La storia parte nel paesino inventato di Valadilène, tra le Alpi francesi, dove si è recata la protagonista dell’avventura, di cui vestiremo sempre i panni, Kate Walker, giovane e promettente avvocatessa di New York giunta nel vecchio continente per concludere, per conto del suo studio, l’acquisizione della fabbrica della famiglia Voralberg, produttrice di automi ad orologeria di grande qualità. Non c’è da stupirsi insomma che sia fallita.
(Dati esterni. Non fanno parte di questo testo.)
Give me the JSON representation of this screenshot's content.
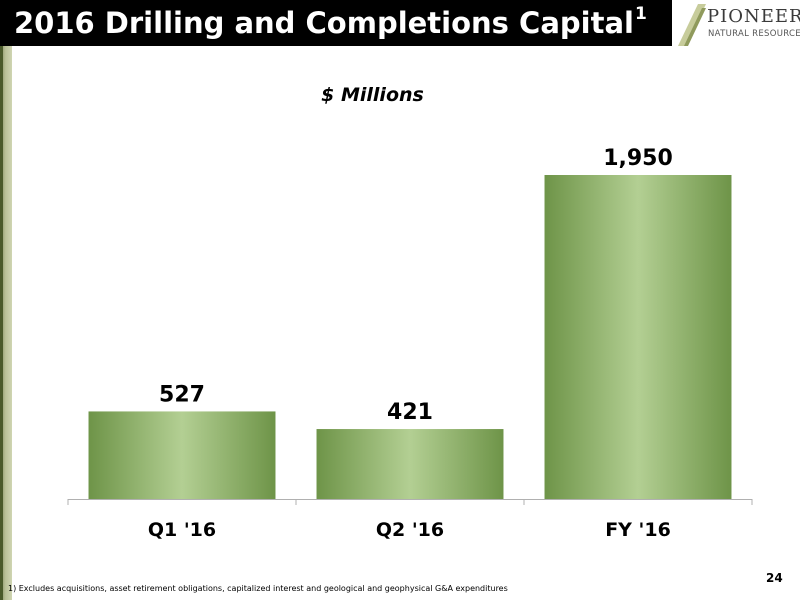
{
  "slide": {
    "title": "2016 Drilling and Completions Capital",
    "title_footnote_ref": "1",
    "subtitle": "$ Millions",
    "footnote": "1)  Excludes acquisitions, asset retirement obligations, capitalized interest and geological and geophysical G&A expenditures",
    "page_number": "24"
  },
  "logo": {
    "name": "PIONEER",
    "tagline": "NATURAL RESOURCES"
  },
  "colors": {
    "header": "#000000",
    "bar_dark": "#6e9448",
    "bar_light": "#b3cf93",
    "accent_sidebar": "#b9c097"
  },
  "chart_data": {
    "type": "bar",
    "title": "$ Millions",
    "categories": [
      "Q1 '16",
      "Q2 '16",
      "FY '16"
    ],
    "values": [
      527,
      421,
      1950
    ],
    "data_labels": [
      "527",
      "421",
      "1,950"
    ],
    "xlabel": "",
    "ylabel": "",
    "ylim": [
      0,
      1950
    ],
    "grid": false,
    "legend": "none"
  }
}
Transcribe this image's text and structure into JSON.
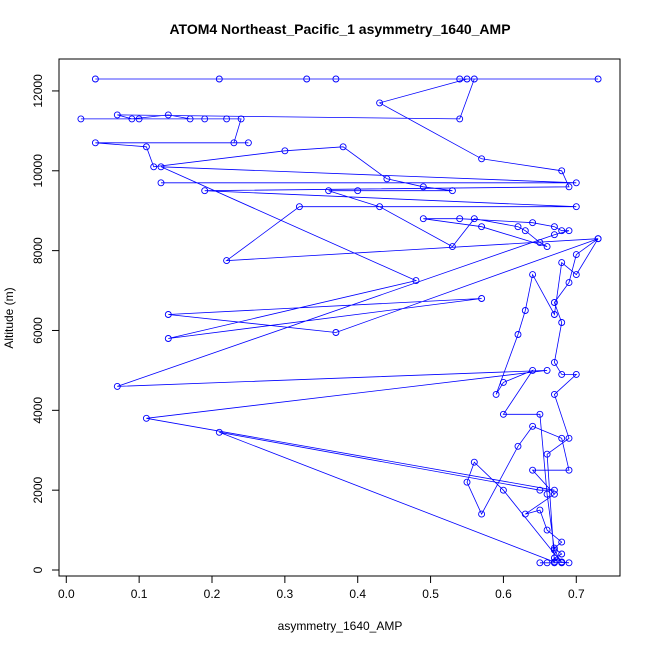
{
  "chart_data": {
    "type": "line",
    "title": "ATOM4 Northeast_Pacific_1 asymmetry_1640_AMP",
    "xlabel": "asymmetry_1640_AMP",
    "ylabel": "Altitude (m)",
    "xlim": [
      -0.01,
      0.76
    ],
    "ylim": [
      -150,
      12800
    ],
    "xticks": [
      0.0,
      0.1,
      0.2,
      0.3,
      0.4,
      0.5,
      0.6,
      0.7
    ],
    "xtick_labels": [
      "0.0",
      "0.1",
      "0.2",
      "0.3",
      "0.4",
      "0.5",
      "0.6",
      "0.7"
    ],
    "yticks": [
      0,
      2000,
      4000,
      6000,
      8000,
      10000,
      12000
    ],
    "ytick_labels": [
      "0",
      "2000",
      "4000",
      "6000",
      "8000",
      "10000",
      "12000"
    ],
    "grid": false,
    "legend": "none",
    "series": [
      {
        "color": "#0000ff",
        "marker": "open-circle",
        "points": [
          [
            0.65,
            180
          ],
          [
            0.66,
            180
          ],
          [
            0.67,
            180
          ],
          [
            0.68,
            190
          ],
          [
            0.69,
            180
          ],
          [
            0.68,
            200
          ],
          [
            0.67,
            300
          ],
          [
            0.68,
            400
          ],
          [
            0.67,
            550
          ],
          [
            0.68,
            700
          ],
          [
            0.66,
            1000
          ],
          [
            0.65,
            1500
          ],
          [
            0.63,
            1400
          ],
          [
            0.67,
            1900
          ],
          [
            0.64,
            2500
          ],
          [
            0.69,
            2500
          ],
          [
            0.68,
            3300
          ],
          [
            0.64,
            3600
          ],
          [
            0.62,
            3100
          ],
          [
            0.57,
            1400
          ],
          [
            0.55,
            2200
          ],
          [
            0.56,
            2700
          ],
          [
            0.6,
            2000
          ],
          [
            0.68,
            180
          ],
          [
            0.67,
            500
          ],
          [
            0.66,
            1900
          ],
          [
            0.65,
            3900
          ],
          [
            0.6,
            3900
          ],
          [
            0.64,
            5000
          ],
          [
            0.6,
            4700
          ],
          [
            0.59,
            4400
          ],
          [
            0.62,
            5900
          ],
          [
            0.63,
            6500
          ],
          [
            0.64,
            7400
          ],
          [
            0.67,
            6400
          ],
          [
            0.68,
            7700
          ],
          [
            0.7,
            7400
          ],
          [
            0.73,
            8300
          ],
          [
            0.7,
            7900
          ],
          [
            0.69,
            7200
          ],
          [
            0.67,
            6700
          ],
          [
            0.68,
            6200
          ],
          [
            0.67,
            5200
          ],
          [
            0.68,
            4900
          ],
          [
            0.7,
            4900
          ],
          [
            0.67,
            4400
          ],
          [
            0.69,
            3300
          ],
          [
            0.66,
            2900
          ],
          [
            0.67,
            200
          ],
          [
            0.21,
            3450
          ],
          [
            0.65,
            2000
          ],
          [
            0.67,
            2000
          ],
          [
            0.11,
            3800
          ],
          [
            0.66,
            5000
          ],
          [
            0.07,
            4600
          ],
          [
            0.67,
            8400
          ],
          [
            0.69,
            8500
          ],
          [
            0.68,
            8500
          ],
          [
            0.67,
            8600
          ],
          [
            0.64,
            8700
          ],
          [
            0.54,
            8800
          ],
          [
            0.49,
            8800
          ],
          [
            0.57,
            8600
          ],
          [
            0.66,
            8100
          ],
          [
            0.65,
            8200
          ],
          [
            0.63,
            8500
          ],
          [
            0.62,
            8600
          ],
          [
            0.56,
            8800
          ],
          [
            0.53,
            8100
          ],
          [
            0.43,
            9100
          ],
          [
            0.36,
            9500
          ],
          [
            0.4,
            9500
          ],
          [
            0.53,
            9500
          ],
          [
            0.49,
            9600
          ],
          [
            0.44,
            9800
          ],
          [
            0.38,
            10600
          ],
          [
            0.3,
            10500
          ],
          [
            0.12,
            10100
          ],
          [
            0.11,
            10600
          ],
          [
            0.04,
            10700
          ],
          [
            0.25,
            10700
          ],
          [
            0.23,
            10700
          ],
          [
            0.24,
            11300
          ],
          [
            0.1,
            11300
          ],
          [
            0.02,
            11300
          ],
          [
            0.22,
            11300
          ],
          [
            0.19,
            11300
          ],
          [
            0.17,
            11300
          ],
          [
            0.14,
            11400
          ],
          [
            0.09,
            11300
          ],
          [
            0.07,
            11400
          ],
          [
            0.54,
            11300
          ],
          [
            0.56,
            12300
          ],
          [
            0.73,
            12300
          ],
          [
            0.04,
            12300
          ],
          [
            0.21,
            12300
          ],
          [
            0.33,
            12300
          ],
          [
            0.37,
            12300
          ],
          [
            0.54,
            12300
          ],
          [
            0.55,
            12300
          ],
          [
            0.43,
            11700
          ],
          [
            0.57,
            10300
          ],
          [
            0.68,
            10000
          ],
          [
            0.69,
            9600
          ],
          [
            0.19,
            9500
          ],
          [
            0.7,
            9100
          ],
          [
            0.32,
            9100
          ],
          [
            0.22,
            7750
          ],
          [
            0.73,
            8300
          ],
          [
            0.37,
            5950
          ],
          [
            0.14,
            6400
          ],
          [
            0.57,
            6800
          ],
          [
            0.14,
            5800
          ],
          [
            0.48,
            7250
          ],
          [
            0.13,
            10100
          ],
          [
            0.7,
            9700
          ],
          [
            0.13,
            9700
          ]
        ]
      }
    ]
  }
}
Ma quella che doveva essere una rapida trattativa si rivelerà un’avventura che cambierà profondamente Kate, la quale, come dice il suo stesso cognome, dovrà camminare molto, fino a raggiungere i luoghi più sperduti della Siberia alla ricerca dell’ultimo discendente dei Voralberg, Hans, geniale inventore ossessionato dalla preistorica figura dei mammut, inizialmente con l’intenzione di fargli firmare il contratto di cessione dell’attività di famiglia, per poi dimenticare completamente il suo lavoro, e con esso la sua vecchia vita.
È proprio questo cambiamento in Kate a renderla un personaggio profondo, credibile, a cui ci affezioneremo, fino ad arrivare a provare i suoi stessi sentimenti, anche in situazioni della sua vita privata, come il rapporto con il fidanzato Dan, suo collega a New York. Sono davvero pochi i videogiochi a vantare una simile cura psicologica dei propri personaggi, tanto che potremmo accostare Syberia ad uno splendido romanzo. Un romanzo steampunk, per l’esattezza.
Proprio così, steampunk, un ulteriore elemento che ci avverte dell’unicità di questa avventura grafica. Il mondo videoludico ha dato scarsissima attenzione a questo tipo di ambientazione, preferendo scenari più futuristici o, nel caso del fantasy, medievaleggianti. Ultimamente pare che ci sia stata un leggero cambiamento di rotta, grazie a giochi recenti come Dishonored, ma prima di Syberia mi vengono in mente solo Arcanum: of Steamworks and Magick Obscura e la serie di Thief che sfruttino i canoni di questo particolarissimo genere. In ogni caso, con Syberia ci troviamo di fronte a qualcosa di diverso, di più poetico e romantico. Gli automi che popolano il suo mondo, nati dalla mente spezzata ma al tempo stesso geniale di Hans Voralberg, sembrano malinconici simulacri che vivono il dolore della loro condizione. Da questo punto di vista Oscar, l’automa che ricostruiremo e che guiderà il treno a molla con cui viaggeremo (sì, ho detto treno a molla, in pieno stile steampunk!) rappresenta uno dei personaggi più riusciti dell’intera storia. Un po’ C-3PO, con momenti di leggerezza assolutamente godibili, un po’ aristocratico macchinista inglese di fine Ottocento, Oscar ci farà provare una vasta gamma di emozioni, facendoci riflettere più di una volta e, almeno in un caso, riuscendo a commuoverci come mai avremmo creduto di fare per una macchina.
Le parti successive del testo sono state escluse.